Satan and his co-conspirators did their worst to Jesus at Calvary. The cross appeared to be their ultimate victory, but proved to be their ultimate defeat.
On Calvary was conducted the funeral of Satan’s hope to vanquish God. The Savior broke all His enemies’ weapons to pieces, and overturned their ranks.
Evil poured Hell’s darts into Jesus’ heart, all for naught. Christmas Evans preached, “Death struck its fiery dart deep into the heart of Jesus, but when Death tried to pull the dart out again, its sting was left behind.” While sin was nailing Jesus to the cross, Christ was nailing sin to the same tree.
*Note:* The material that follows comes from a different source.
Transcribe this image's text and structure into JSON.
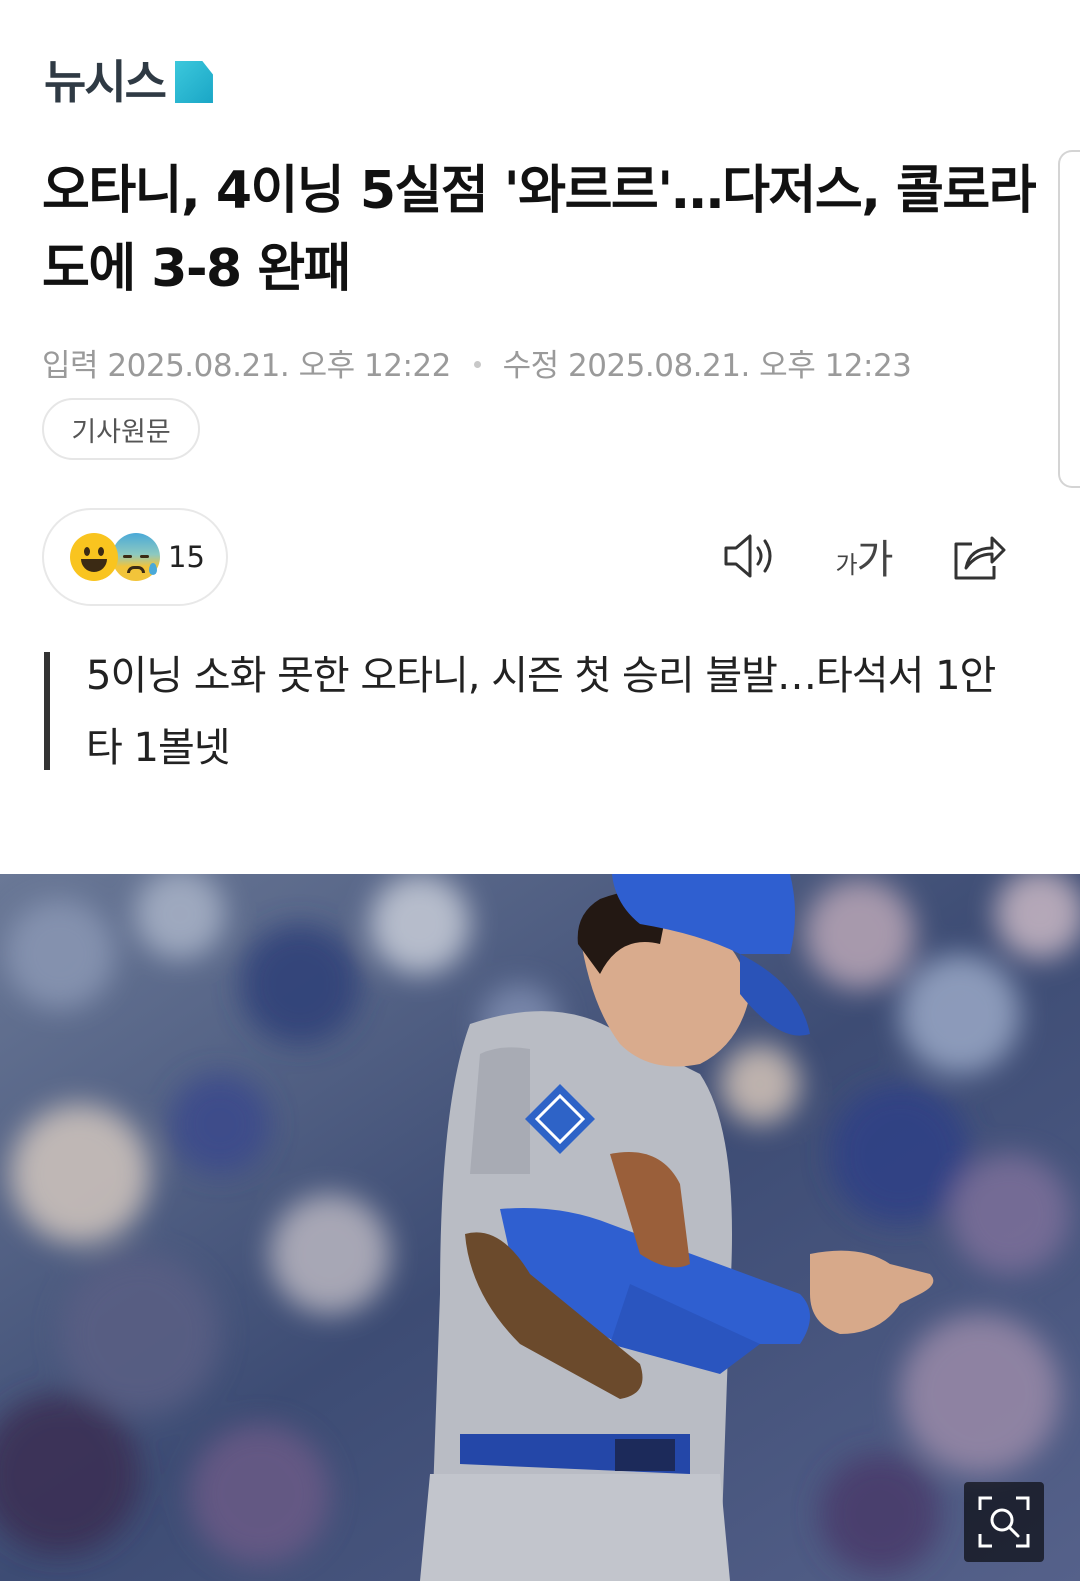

Sin and sin’s destroyer were both nailed there. Sin was defanged, but sin’s destroyer arose victoriously.
Having drained the cup of our condemnation dry, Jesus held it upside down when He said, “It is finished!” Not one drop trickled down the edge. The Hell we deserve was in the cup. Jesus drank it dry at the cross.
Jesus bore Hell’s condemnation, and can bear the condemnation of every sinner on Earth if they will throw themselves on Him. To be saved, we must acknowledge our need for Jesus, and lean totally on Him for salvation. Do not try to win God’s favor by adding to the finished work of Jesus. He did all that God requires. The only thing left to do is for us to appropriate what Jesus accomplished.
Jesus’ cry from the cross was the consolation of sinners. The fact Jesus carefully enunciated the word, and the fact the Holy Spirit recorded it in His Holy Word, prove it is a message God wants people to hear. For us, Jesus conquered sin and Satan at the cross that He might also conquer both in us. He is our Savior.